2016 – The Church admits to spending only $40 million on “welfare, humanitarian and other…projects” annually. The Church conveniently counts member donated hours of service in their charitable calculations, further diminishing already tiny charitable claims. Stated directly, the mall cost more than 3 or 4 decades of actual humanitarian aid. By comparison, Seventh Day Adventists donate on average $215 million annually, 1/3 of tithing received, while operating prominent hospitals and universities.

2018 – The President of the LDS Church instructs Africans that paying tithing “can break cycles of poverty in poor nations and families.”



Utah is the nation’s capital for affinity schemes. U.S. Attorney John Huber recently stated, “Utah is out of whack in the proportion of white-collar fraud that we have compared to other states. And that’s recognized throughout the country.” Myriad essential oils, vitamins, network marketing and ponzi schemes prey on a community that’s been groomed since youth to favor feelings and community over reason.

A 2012 article in The Economist reports that Utah is believed to have the highest per-capita rate of affinity fraud in the U.S., due to about two-thirds of the state’s residents being members of the LDS Church, among which such crimes tend to flourish. Authorities estimate affinity fraud cost Utahans an estimated $1.4 billion in 2010 alone, an average of about $500 per resident.

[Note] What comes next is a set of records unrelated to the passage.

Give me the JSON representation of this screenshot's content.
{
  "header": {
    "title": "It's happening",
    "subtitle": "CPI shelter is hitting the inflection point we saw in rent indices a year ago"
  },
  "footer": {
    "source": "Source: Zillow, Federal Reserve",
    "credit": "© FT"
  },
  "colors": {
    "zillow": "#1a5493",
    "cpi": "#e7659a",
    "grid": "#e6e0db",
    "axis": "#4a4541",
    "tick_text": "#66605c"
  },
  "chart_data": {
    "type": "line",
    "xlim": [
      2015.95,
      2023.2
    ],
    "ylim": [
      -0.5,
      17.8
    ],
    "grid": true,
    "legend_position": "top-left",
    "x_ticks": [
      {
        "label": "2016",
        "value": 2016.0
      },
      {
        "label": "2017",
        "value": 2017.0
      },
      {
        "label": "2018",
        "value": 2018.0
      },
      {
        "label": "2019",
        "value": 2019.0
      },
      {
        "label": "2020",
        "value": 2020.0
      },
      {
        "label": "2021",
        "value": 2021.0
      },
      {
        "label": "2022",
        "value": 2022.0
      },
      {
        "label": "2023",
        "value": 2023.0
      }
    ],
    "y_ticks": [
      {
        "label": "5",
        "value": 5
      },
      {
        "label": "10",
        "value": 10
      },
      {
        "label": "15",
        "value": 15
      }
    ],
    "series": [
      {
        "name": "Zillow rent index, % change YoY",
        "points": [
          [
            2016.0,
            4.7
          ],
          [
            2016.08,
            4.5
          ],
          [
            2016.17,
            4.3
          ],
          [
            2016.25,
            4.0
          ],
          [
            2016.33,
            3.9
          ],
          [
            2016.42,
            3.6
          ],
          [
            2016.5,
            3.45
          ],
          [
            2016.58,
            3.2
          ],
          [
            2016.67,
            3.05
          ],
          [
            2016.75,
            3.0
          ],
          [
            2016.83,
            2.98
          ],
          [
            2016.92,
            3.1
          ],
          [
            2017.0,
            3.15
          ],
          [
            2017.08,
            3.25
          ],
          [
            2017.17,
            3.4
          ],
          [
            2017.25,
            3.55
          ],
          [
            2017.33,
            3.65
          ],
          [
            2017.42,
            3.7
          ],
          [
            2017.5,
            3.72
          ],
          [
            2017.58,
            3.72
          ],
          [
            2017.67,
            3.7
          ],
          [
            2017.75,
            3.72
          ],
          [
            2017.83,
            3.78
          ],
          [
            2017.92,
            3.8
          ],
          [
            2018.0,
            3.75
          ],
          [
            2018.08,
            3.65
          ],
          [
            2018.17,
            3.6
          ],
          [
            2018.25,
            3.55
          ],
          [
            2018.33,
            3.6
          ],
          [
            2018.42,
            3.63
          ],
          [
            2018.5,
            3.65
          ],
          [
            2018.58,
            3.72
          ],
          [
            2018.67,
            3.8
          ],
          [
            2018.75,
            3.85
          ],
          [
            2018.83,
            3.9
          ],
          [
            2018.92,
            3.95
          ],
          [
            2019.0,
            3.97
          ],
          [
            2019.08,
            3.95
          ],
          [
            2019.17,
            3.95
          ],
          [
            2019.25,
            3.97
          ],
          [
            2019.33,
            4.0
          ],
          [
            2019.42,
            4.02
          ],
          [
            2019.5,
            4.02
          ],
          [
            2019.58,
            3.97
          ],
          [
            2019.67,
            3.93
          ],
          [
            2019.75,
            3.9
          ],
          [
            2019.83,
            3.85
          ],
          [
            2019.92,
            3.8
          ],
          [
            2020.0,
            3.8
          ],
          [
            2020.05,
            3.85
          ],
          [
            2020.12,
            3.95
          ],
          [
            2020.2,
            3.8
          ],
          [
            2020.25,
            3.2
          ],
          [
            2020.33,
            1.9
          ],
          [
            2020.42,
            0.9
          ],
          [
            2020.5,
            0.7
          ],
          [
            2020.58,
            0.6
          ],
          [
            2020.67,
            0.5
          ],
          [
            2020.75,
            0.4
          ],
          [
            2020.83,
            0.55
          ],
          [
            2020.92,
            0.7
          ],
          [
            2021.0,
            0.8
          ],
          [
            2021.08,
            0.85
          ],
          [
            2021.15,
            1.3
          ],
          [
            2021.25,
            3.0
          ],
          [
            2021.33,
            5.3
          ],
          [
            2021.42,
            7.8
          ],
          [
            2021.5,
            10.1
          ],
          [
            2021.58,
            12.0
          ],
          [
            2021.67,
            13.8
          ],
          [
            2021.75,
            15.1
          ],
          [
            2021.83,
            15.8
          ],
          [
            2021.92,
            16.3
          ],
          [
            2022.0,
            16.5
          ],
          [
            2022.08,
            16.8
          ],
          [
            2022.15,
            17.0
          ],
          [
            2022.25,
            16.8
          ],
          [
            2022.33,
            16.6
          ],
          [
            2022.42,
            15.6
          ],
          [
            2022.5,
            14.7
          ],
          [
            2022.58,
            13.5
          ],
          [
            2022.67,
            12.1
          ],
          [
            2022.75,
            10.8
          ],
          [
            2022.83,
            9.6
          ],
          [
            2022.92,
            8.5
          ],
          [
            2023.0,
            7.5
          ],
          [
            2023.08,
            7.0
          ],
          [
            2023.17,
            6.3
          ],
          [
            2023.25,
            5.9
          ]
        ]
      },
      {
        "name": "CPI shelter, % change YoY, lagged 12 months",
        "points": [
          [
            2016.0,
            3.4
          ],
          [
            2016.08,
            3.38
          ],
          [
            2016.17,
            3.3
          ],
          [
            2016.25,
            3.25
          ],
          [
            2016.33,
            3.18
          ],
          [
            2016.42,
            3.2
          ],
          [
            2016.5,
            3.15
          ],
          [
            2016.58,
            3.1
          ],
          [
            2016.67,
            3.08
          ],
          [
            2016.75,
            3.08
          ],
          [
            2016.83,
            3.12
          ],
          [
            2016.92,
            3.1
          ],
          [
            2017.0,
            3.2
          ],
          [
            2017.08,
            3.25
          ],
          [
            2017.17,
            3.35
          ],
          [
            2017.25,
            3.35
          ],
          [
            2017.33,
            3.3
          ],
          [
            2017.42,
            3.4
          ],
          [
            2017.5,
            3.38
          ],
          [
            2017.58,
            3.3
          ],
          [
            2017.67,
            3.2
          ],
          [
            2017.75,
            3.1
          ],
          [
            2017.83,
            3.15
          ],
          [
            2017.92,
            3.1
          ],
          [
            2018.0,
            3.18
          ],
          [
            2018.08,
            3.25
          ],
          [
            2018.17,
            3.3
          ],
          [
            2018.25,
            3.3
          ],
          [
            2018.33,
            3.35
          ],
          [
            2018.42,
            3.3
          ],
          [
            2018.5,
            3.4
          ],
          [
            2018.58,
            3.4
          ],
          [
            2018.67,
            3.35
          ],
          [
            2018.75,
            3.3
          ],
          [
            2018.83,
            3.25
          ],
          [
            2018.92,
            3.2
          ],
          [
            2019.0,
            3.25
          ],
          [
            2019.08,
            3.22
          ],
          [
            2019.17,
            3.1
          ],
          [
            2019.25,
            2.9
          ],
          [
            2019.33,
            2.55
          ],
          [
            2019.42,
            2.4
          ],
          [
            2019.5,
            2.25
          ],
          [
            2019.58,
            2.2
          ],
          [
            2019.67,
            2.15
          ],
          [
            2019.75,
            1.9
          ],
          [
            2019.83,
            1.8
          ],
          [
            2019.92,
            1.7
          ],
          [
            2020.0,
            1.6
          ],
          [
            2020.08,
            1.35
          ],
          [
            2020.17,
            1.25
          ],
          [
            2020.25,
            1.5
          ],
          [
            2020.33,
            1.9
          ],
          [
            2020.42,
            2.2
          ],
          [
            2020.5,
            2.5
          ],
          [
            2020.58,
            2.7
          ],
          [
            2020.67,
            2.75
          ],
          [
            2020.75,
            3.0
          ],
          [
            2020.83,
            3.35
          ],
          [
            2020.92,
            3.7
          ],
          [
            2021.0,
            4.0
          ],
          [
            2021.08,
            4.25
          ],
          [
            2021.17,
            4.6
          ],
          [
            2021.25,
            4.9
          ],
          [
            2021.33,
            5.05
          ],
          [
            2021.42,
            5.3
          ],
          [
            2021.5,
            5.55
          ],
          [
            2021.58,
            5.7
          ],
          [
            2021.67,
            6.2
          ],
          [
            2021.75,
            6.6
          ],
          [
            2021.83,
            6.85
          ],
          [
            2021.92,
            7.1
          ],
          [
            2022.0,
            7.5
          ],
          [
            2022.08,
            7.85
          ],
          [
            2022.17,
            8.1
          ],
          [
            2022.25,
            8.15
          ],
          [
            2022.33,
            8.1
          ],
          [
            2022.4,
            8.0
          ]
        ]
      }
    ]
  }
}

Mark Pugsley stated that it is …”pretty much universally agreed by the FBI and Securities & Exchange Commission…Utah has one of, if not the highest incidence of ponzi schemes and fraud cases of any state int he country.” He suggests the high rate of fraud is a primary reason why the “…SEC has a regional office in Salt Lake City, unusual for city of our size.”

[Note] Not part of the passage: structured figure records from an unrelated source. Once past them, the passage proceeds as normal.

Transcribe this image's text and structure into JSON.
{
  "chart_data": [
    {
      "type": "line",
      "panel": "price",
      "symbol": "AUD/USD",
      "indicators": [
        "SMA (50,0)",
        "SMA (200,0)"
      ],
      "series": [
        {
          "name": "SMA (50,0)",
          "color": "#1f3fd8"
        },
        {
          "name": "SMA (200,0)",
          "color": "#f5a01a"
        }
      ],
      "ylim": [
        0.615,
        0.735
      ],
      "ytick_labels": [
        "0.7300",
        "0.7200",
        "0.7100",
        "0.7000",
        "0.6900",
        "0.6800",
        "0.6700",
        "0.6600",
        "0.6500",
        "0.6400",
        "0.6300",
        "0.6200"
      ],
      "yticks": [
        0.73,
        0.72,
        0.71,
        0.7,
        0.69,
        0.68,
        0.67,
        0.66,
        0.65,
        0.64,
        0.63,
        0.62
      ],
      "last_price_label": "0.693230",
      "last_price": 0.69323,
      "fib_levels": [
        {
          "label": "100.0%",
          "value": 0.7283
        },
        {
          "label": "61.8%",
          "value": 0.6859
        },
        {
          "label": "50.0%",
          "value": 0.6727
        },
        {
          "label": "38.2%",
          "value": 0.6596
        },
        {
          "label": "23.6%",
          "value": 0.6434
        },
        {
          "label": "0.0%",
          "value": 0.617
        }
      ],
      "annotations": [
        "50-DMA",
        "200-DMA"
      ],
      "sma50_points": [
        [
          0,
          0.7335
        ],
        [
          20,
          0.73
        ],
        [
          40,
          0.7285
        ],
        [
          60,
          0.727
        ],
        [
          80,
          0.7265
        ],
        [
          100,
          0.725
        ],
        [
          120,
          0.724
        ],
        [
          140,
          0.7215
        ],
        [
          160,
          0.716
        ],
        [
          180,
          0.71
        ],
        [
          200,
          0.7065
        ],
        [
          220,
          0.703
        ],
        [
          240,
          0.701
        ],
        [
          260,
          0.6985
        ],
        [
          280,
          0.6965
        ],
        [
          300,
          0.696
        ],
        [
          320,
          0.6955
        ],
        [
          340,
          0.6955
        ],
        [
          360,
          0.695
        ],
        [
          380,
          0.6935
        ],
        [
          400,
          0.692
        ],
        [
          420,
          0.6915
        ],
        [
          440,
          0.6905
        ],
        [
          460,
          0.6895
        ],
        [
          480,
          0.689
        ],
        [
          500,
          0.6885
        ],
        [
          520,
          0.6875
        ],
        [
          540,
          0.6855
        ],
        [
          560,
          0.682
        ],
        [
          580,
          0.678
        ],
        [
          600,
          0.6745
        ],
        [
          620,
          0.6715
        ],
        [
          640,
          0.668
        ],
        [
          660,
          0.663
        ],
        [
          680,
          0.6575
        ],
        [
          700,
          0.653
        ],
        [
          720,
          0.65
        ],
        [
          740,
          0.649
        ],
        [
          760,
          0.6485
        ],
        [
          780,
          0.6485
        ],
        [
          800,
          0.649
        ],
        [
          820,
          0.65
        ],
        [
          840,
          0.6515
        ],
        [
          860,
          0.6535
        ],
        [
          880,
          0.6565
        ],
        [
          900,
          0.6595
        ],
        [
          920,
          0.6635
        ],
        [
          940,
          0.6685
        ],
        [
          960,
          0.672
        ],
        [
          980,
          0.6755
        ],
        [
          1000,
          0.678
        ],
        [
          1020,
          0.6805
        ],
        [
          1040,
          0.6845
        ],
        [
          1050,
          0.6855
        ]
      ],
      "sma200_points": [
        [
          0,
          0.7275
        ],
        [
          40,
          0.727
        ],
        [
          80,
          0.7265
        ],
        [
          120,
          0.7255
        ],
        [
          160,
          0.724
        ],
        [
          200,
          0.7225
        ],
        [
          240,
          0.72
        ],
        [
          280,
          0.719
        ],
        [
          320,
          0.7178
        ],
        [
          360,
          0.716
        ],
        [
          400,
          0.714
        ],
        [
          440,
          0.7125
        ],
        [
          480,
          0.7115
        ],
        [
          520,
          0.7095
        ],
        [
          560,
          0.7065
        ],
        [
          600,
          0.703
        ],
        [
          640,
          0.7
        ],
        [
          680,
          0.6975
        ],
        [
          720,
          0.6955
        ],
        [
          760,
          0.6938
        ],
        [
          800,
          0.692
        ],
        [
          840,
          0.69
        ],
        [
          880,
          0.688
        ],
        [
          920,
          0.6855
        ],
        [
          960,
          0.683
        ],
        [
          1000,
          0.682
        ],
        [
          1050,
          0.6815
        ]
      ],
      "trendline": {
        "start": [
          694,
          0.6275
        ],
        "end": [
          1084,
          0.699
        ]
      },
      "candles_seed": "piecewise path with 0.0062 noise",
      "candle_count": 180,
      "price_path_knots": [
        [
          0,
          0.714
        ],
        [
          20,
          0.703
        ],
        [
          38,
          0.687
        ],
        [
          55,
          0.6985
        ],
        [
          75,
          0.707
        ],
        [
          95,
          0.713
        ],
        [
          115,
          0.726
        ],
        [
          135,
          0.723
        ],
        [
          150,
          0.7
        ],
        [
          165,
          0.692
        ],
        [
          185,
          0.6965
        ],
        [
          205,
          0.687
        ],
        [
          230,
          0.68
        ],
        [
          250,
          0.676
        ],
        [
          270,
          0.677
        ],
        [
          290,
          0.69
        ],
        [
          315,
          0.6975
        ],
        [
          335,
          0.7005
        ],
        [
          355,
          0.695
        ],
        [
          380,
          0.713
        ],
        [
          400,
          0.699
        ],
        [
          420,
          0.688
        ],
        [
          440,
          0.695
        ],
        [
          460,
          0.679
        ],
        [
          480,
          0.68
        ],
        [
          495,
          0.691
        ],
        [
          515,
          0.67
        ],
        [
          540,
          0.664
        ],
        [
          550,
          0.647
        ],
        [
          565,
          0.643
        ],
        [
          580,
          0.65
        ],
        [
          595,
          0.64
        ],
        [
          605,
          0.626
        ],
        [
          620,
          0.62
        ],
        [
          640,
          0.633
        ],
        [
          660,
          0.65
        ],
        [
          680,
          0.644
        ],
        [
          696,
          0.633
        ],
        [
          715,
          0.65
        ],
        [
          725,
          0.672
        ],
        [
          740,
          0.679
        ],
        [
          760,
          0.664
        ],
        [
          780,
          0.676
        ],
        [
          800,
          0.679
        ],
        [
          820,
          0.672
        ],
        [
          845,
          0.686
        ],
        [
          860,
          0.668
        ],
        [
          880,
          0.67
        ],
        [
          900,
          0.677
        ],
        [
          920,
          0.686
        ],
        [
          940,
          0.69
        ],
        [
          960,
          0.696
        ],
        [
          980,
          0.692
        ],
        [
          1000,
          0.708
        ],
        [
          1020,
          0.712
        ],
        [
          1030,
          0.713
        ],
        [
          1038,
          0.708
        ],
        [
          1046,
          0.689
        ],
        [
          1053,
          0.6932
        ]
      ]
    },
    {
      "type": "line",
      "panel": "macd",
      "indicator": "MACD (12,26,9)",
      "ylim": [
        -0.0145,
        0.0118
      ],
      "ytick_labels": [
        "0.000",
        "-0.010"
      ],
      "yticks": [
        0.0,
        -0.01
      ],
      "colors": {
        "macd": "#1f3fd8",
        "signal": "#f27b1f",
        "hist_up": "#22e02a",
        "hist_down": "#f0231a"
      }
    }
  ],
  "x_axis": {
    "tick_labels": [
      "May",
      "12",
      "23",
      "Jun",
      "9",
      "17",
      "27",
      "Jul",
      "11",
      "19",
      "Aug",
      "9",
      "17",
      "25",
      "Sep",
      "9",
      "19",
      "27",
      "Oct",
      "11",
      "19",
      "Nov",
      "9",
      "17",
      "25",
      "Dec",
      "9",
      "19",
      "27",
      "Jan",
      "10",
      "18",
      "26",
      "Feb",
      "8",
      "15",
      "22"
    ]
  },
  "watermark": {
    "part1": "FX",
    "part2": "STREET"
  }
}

Q: Why is the LDS Church building shopping malls and office towers?

Q: Why won’t the Church provide members with transparency of its finance and operations?

Q: Why does the Church’s charitable operations appear to be so small in relation to the Church’s massive income and net worth?

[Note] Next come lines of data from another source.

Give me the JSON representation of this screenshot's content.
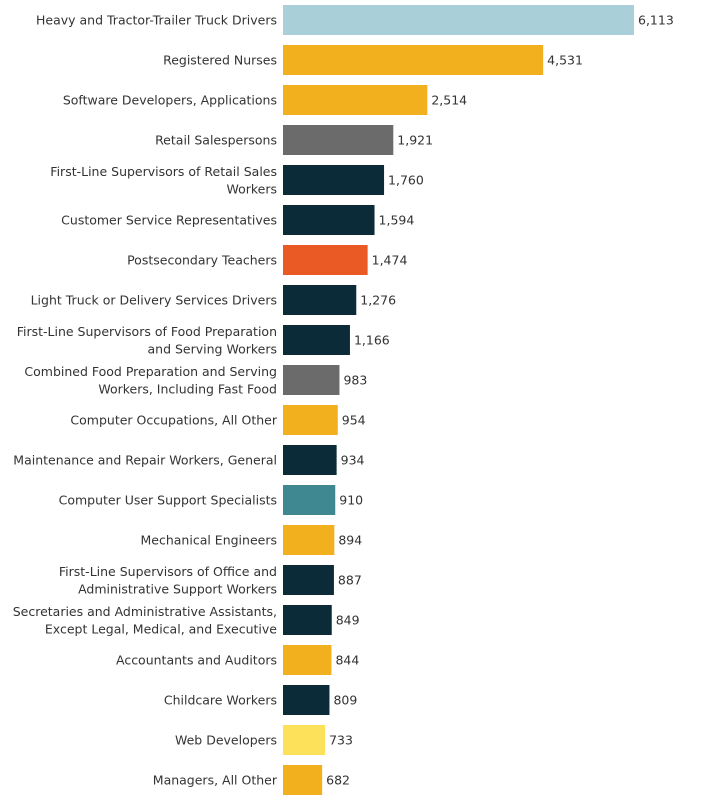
{
  "chart_data": {
    "type": "bar",
    "orientation": "horizontal",
    "title": "",
    "xlabel": "",
    "ylabel": "",
    "xlim": [
      0,
      6500
    ],
    "grid": false,
    "legend": "none",
    "categories": [
      "Heavy and Tractor-Trailer Truck Drivers",
      "Registered Nurses",
      "Software Developers, Applications",
      "Retail Salespersons",
      "First-Line Supervisors of Retail Sales Workers",
      "Customer Service Representatives",
      "Postsecondary Teachers",
      "Light Truck or Delivery Services Drivers",
      "First-Line Supervisors of Food Preparation and Serving Workers",
      "Combined Food Preparation and Serving Workers, Including Fast Food",
      "Computer Occupations, All Other",
      "Maintenance and Repair Workers, General",
      "Computer User Support Specialists",
      "Mechanical Engineers",
      "First-Line Supervisors of Office and Administrative Support Workers",
      "Secretaries and Administrative Assistants, Except Legal, Medical, and Executive",
      "Accountants and Auditors",
      "Childcare Workers",
      "Web Developers",
      "Managers, All Other"
    ],
    "label_lines": [
      [
        "Heavy and Tractor-Trailer Truck Drivers"
      ],
      [
        "Registered Nurses"
      ],
      [
        "Software Developers, Applications"
      ],
      [
        "Retail Salespersons"
      ],
      [
        "First-Line Supervisors of Retail Sales",
        "Workers"
      ],
      [
        "Customer Service Representatives"
      ],
      [
        "Postsecondary Teachers"
      ],
      [
        "Light Truck or Delivery Services Drivers"
      ],
      [
        "First-Line Supervisors of Food Preparation",
        "and Serving Workers"
      ],
      [
        "Combined Food Preparation and Serving",
        "Workers, Including Fast Food"
      ],
      [
        "Computer Occupations, All Other"
      ],
      [
        "Maintenance and Repair Workers, General"
      ],
      [
        "Computer User Support Specialists"
      ],
      [
        "Mechanical Engineers"
      ],
      [
        "First-Line Supervisors of Office and",
        "Administrative Support Workers"
      ],
      [
        "Secretaries and Administrative Assistants,",
        "Except Legal, Medical, and Executive"
      ],
      [
        "Accountants and Auditors"
      ],
      [
        "Childcare Workers"
      ],
      [
        "Web Developers"
      ],
      [
        "Managers, All Other"
      ]
    ],
    "values": [
      6113,
      4531,
      2514,
      1921,
      1760,
      1594,
      1474,
      1276,
      1166,
      983,
      954,
      934,
      910,
      894,
      887,
      849,
      844,
      809,
      733,
      682
    ],
    "value_labels": [
      "6,113",
      "4,531",
      "2,514",
      "1,921",
      "1,760",
      "1,594",
      "1,474",
      "1,276",
      "1,166",
      "983",
      "954",
      "934",
      "910",
      "894",
      "887",
      "849",
      "844",
      "809",
      "733",
      "682"
    ],
    "colors": [
      "#a9cfd8",
      "#f2b01e",
      "#f2b01e",
      "#6b6b6b",
      "#0c2b38",
      "#0c2b38",
      "#ea5a24",
      "#0c2b38",
      "#0c2b38",
      "#6b6b6b",
      "#f2b01e",
      "#0c2b38",
      "#3f8791",
      "#f2b01e",
      "#0c2b38",
      "#0c2b38",
      "#f2b01e",
      "#0c2b38",
      "#fde15a",
      "#f2b01e"
    ]
  }
}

Q: Why does the Church closely track individual members’ charitable hours – cleaning city parks, volunteer hours, service projects, etc. – only to commingle their opaque valuation into its actual corporate donation calculations?

Q: Why are members asked to sacrifice precious Saturday family time cleaning chapels while the Church affords multi-billion real estate projects?

Q: Is Prosperity Gospel false – are not God’s blessings spiritual? Does this notion stem from Book of Mormon promises to prosper in our white, blessed land, because we’re God’s chosen people?


[1] The Millenial Star, 184.
[2] Deseret News, April 16, 2018 / Zimbabwe conference address.
[3] A Thoughtful Faith podcast #267 LDS Church and Affinity Fraud, Mark Pugsley, Nov 4, 2018.
[4] LDS Church Finances, Sunstone, June 1996.